Titouan Bernicot en bref

  • Naissance à Tahiti le 28 mai 1998.
  • En 2015, lors d’une sortie de surf, il tombe pour la première fois sur du corail blanchi et prend conscience des dangers qui menacent le récif de son enfance.
  • En 2017, il abandonne ses études de commerce à Bordeaux et fonde les Coral Gardeners.
  • En 2023, son association reçoit le soutien de Rolex, d’autres collaborations se nouent ensuite avec K-Way ou Billabong. L’association ouvre une première branche internationale à Fidji.
  • En 2025, les Coral Gardeners deviennent le visage du nouveau parfum non genré Eau Pure de Kenzo. Le jardin sous-marin de Kenzo devrait à terme accueillir pas moins de 23.000 coraux.

A ceux qui à New York ou Milan lui demandent en quoi cela peut les impacter, il répond: «Pas de récif, pas d’océan, pas d’océan, pas d’air, c’est aussi simple que ça. Je rêve de leur mettre une bouteille d’oxygène sur le dos et de les emmener avec moi voir sous l’eau l’étendue des dégâts ».

Le retour de la ponte

Leur montrer aussi ce qu’ils sont parvenus à faire. « Sur un seul «arbre à corail» par exemple, en seulement 13 mois, nous avons comptabilisé une augmentation de 50% de la population des poissons dans la zone, insiste-t-il. Aussi, et c’est exceptionnel, depuis 2023, nos coraux recommencent à pondre.»

Avec leurs vidéos qui peuvent être vue des millions de fois, nos jardiniers marins ambitionnent de devenir «le programme de conservation le plus cool de la planète». Les images qu’ils montrent et que l’on peut découvrir aussi dans le documentaire de Karim Mahdjouba ont, il est vrai, de quoi rendre le sourire même aux plus pessimistes. «Comment ne pas craquer devant nos bébés coraux?, sourit Titouan Bernicot. On dirait des petits Pokémon.»

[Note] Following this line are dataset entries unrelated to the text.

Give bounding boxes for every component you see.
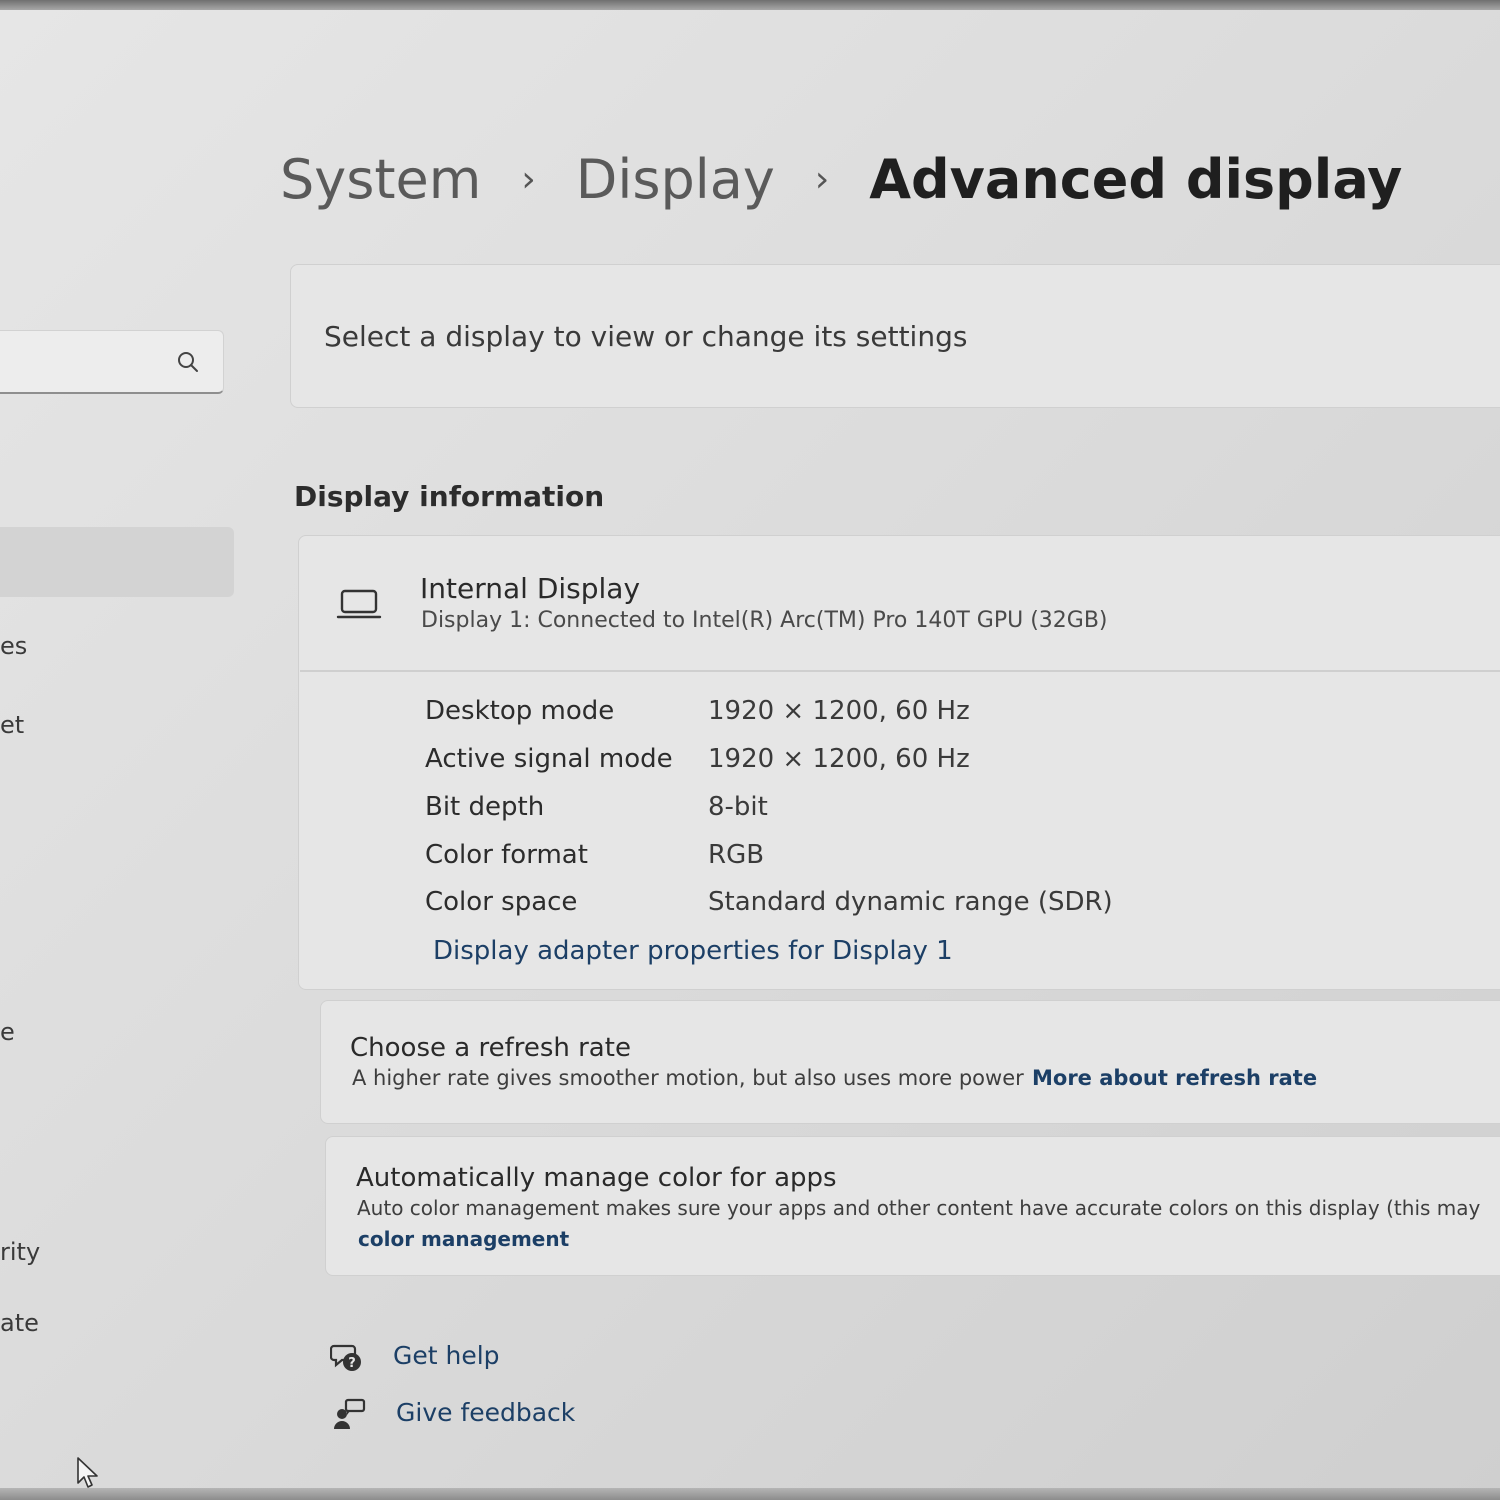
- property-label-bit-depth: Bit depth: [425, 792, 545, 822]
- breadcrumb: System › Display › Advanced display: [280, 148, 1402, 211]
- property-value-color-format: RGB: [708, 840, 765, 870]
- property-value-color-space: Standard dynamic range (SDR): [708, 887, 1113, 917]
- display-subtitle: Display 1: Connected to Intel(R) Arc(TM)…: [421, 608, 1108, 633]
- sidebar-item-selected[interactable]: [0, 527, 234, 597]
- breadcrumb-system[interactable]: System: [280, 148, 481, 211]
- sidebar-item-label[interactable]: et: [0, 711, 24, 739]
- refresh-rate-title: Choose a refresh rate: [350, 1033, 631, 1063]
- give-feedback-icon[interactable]: [332, 1397, 366, 1431]
- divider: [300, 670, 1500, 672]
- property-label-color-format: Color format: [425, 840, 588, 870]
- svg-text:?: ?: [348, 1356, 356, 1371]
- sidebar-item-label[interactable]: es: [0, 632, 27, 660]
- get-help-link[interactable]: Get help: [393, 1341, 500, 1370]
- sidebar: es et e rity ate: [0, 0, 245, 1500]
- property-label-color-space: Color space: [425, 887, 578, 917]
- property-label-desktop-mode: Desktop mode: [425, 696, 615, 726]
- page-title: Advanced display: [869, 148, 1403, 211]
- get-help-icon[interactable]: ?: [330, 1340, 364, 1374]
- mouse-cursor-icon: [77, 1457, 98, 1488]
- display-name: Internal Display: [420, 572, 641, 605]
- property-value-bit-depth: 8-bit: [708, 792, 768, 822]
- sidebar-item-label[interactable]: ate: [0, 1309, 39, 1337]
- color-management-link[interactable]: color management: [358, 1227, 569, 1251]
- display-adapter-properties-link[interactable]: Display adapter properties for Display 1: [433, 936, 953, 966]
- auto-color-description: Auto color management makes sure your ap…: [357, 1196, 1481, 1220]
- more-about-refresh-rate-link[interactable]: More about refresh rate: [1032, 1066, 1317, 1090]
- refresh-rate-description: A higher rate gives smoother motion, but…: [352, 1066, 1024, 1090]
- select-display-text: Select a display to view or change its s…: [324, 320, 968, 353]
- sidebar-item-label[interactable]: e: [0, 1018, 15, 1046]
- section-heading-display-information: Display information: [294, 480, 605, 513]
- breadcrumb-display[interactable]: Display: [576, 148, 775, 211]
- breadcrumb-separator: ›: [814, 159, 830, 200]
- give-feedback-link[interactable]: Give feedback: [396, 1398, 575, 1427]
- property-value-active-signal-mode: 1920 × 1200, 60 Hz: [708, 744, 970, 774]
- property-label-active-signal-mode: Active signal mode: [425, 744, 673, 774]
- settings-window: es et e rity ate System › Display › Adva…: [0, 0, 1500, 1500]
- search-icon[interactable]: [176, 350, 200, 374]
- sidebar-item-label[interactable]: rity: [0, 1238, 40, 1266]
- breadcrumb-separator: ›: [521, 159, 536, 200]
- laptop-icon: [336, 589, 382, 619]
- auto-color-title: Automatically manage color for apps: [356, 1163, 837, 1193]
- property-value-desktop-mode: 1920 × 1200, 60 Hz: [708, 696, 970, 726]
- screen-bezel-bottom: [0, 1488, 1500, 1500]
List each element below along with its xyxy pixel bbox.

Signe de santé des nurseries, les coraux se remettent à pondre


Pour la première fois sans doute depuis que nous parlons ensemble, on se souvient que notre surfeur de 26 ans à peine et ses amis se sont lancés dans cette folle aventure avec la détermination de la jeunesse convaincue qu’elle a entre les mains le pouvoir de rendre le monde meilleur. C’est sûr qu’ils y croient. Ils s’attèlent à réparer l’océan en tout cas. Un corail à la fois.